국제앰네스티는 정치적 혐의로 이란 바하이(Baha’i) 소수 종교 구성원 7명에 20년형이 선고된 것을 비난했다.2년 전 체포된 이란 바하이 공동체 지도자 남성 5명과 여성 2명은 지난 8월 7일 테헤란(Tehran) 혁명 재판소에서 “이스라엘 간첩 활동”, “신성모독” 및 “반체제선동” 혐의 등으로 유죄선고를 받았다.
파리바 카말라바디(Fariba Kamalabadi), 자마로딘 칸자니(Jamaloddin Khanjani), 사이드 레자이(Saeid Rezaie), 마바슈 사베트(Mahvash Sabet), 베루즈 타바콜리(Behrouz Tavakkoli), 바히드 티즈팜(Vahid Tizfahm) 등 7명은 기소 혐의를 전면 부인했으며 변호인단을 통해 항소할 예정이라고 전했다.
국제앰네스티 하시바 하지 사라위(Hassiba Hadj Sahraoui) 중동 및 북아프리카 부국장은 “이번 판결은 바하이 공동체에 대한 이란 당국의 심각한 차별을 명백히 나타내는 통탄할 행위다”며 “바하이 지도자 7명은 탄압받고 있는 바하이 소수자를 대표해 그들의 믿음을 표현하거나 평화적 행위를 행사했다는 이유만으로 구금된 양심수다”라고 말했다.
Sentences against jailed Iranian religious minority leaders condemned
10 August 2010
Amnesty International has condemned the sentencing of seven members of Iran’s Baha’i religious minority to 20 years in jail on a series of politically motivated charges.
The five men and two women, leaders of the Baha’i community in Iran who were arrested over two years ago, were convicted on Saturday 7 August of crimes including “espionage for Israel”, “insulting religious sanctities” and “propaganda against the system” by a Revolutionary Court in Tehran.
Fariba Kamalabadi, Jamaloddin Khanjani, Afif Naeimi, Saeid Rezaie, Mahvash Sabet, Behrouz Tavakkoli, and Vahid Tizfahm have denied all the charges against them and lawyers for the seven have indicated that they will appeal.
“This verdict is a sad and damning manifestation of the deeply-rooted discrimination against Baha’is by the Iranian authorities,” said Hassiba Hadj Sahraoui, Amnesty International’s Middle East and North Africa deputy director.
“These seven Baha’i leaders, some of whom are elderly, are prisoners of conscience jailed solely on account of their beliefs or peaceful activities on behalf of the persecuted Baha’i minority.”
“The seven were held for months without charge before being subjected to a parody of a trial.. They must be immediately released.”
The seven Baha’is, who were arrested between March and May 2008, faced several postponements to their trial while they remained in detention.
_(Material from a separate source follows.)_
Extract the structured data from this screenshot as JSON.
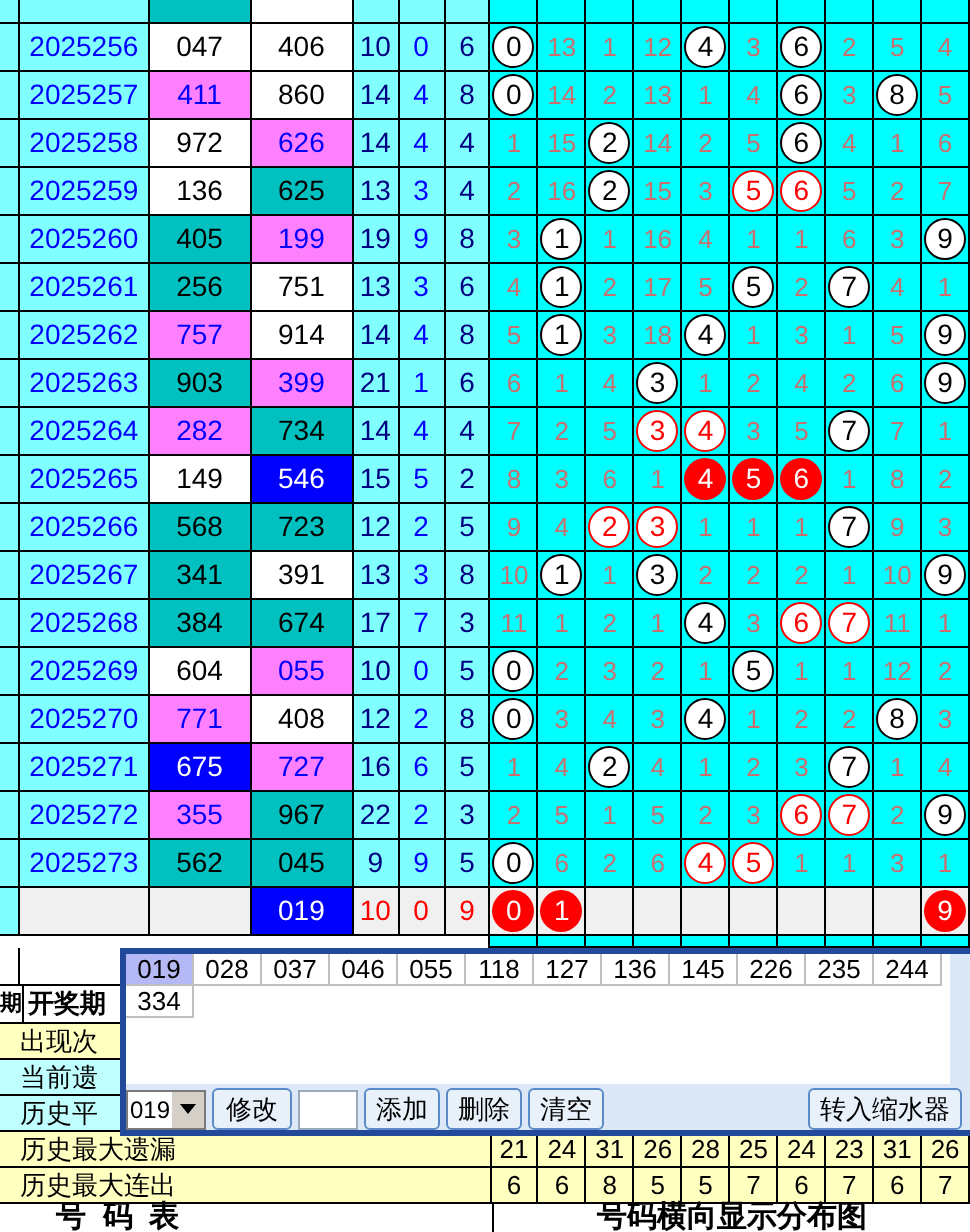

Their lawyers were rarely allowed to visit their clients and were initially denied access to the court room. One of their lawyers, Nobel laureate Shirin Ebadi, has been unable to return to Iran since June 2009. In February 2010, she told Amnesty International that the seven’s file was empty and the accusations baseless.
The Iranian authorities blamed the Baha’is, among other groups, for orchestrating much of the unrest that took place on the Ashoura religious holiday in December 2009.
The Iranian authorities blamed the Baha’is, among other groups, for orchestrating much of the unrest that took place on the Ashoura religious holiday in December 2009, the last mass demonstration that took in the aftermath of Iran’s disputed presidential election in June 2009. The Baha’i community denies any such involvement.
“The authorities tried to make the Baha’i minority scapegoats for the unrest when there is no evidence that they were involved,” said Hassiba Hadj Sahraoui.
The Baha’i religion is not recognized in Iran’s Constitution and Baha’is have no legal protection.
The Iranian authorities also deny Baha’is equal rights to education, work and a decent standard of living by restricting their access to employment and benefits such as pensions. Iran’s 300,000-strong Baha’i community are not permitted to meet, hold religious ceremonies or practice their religion with other believers.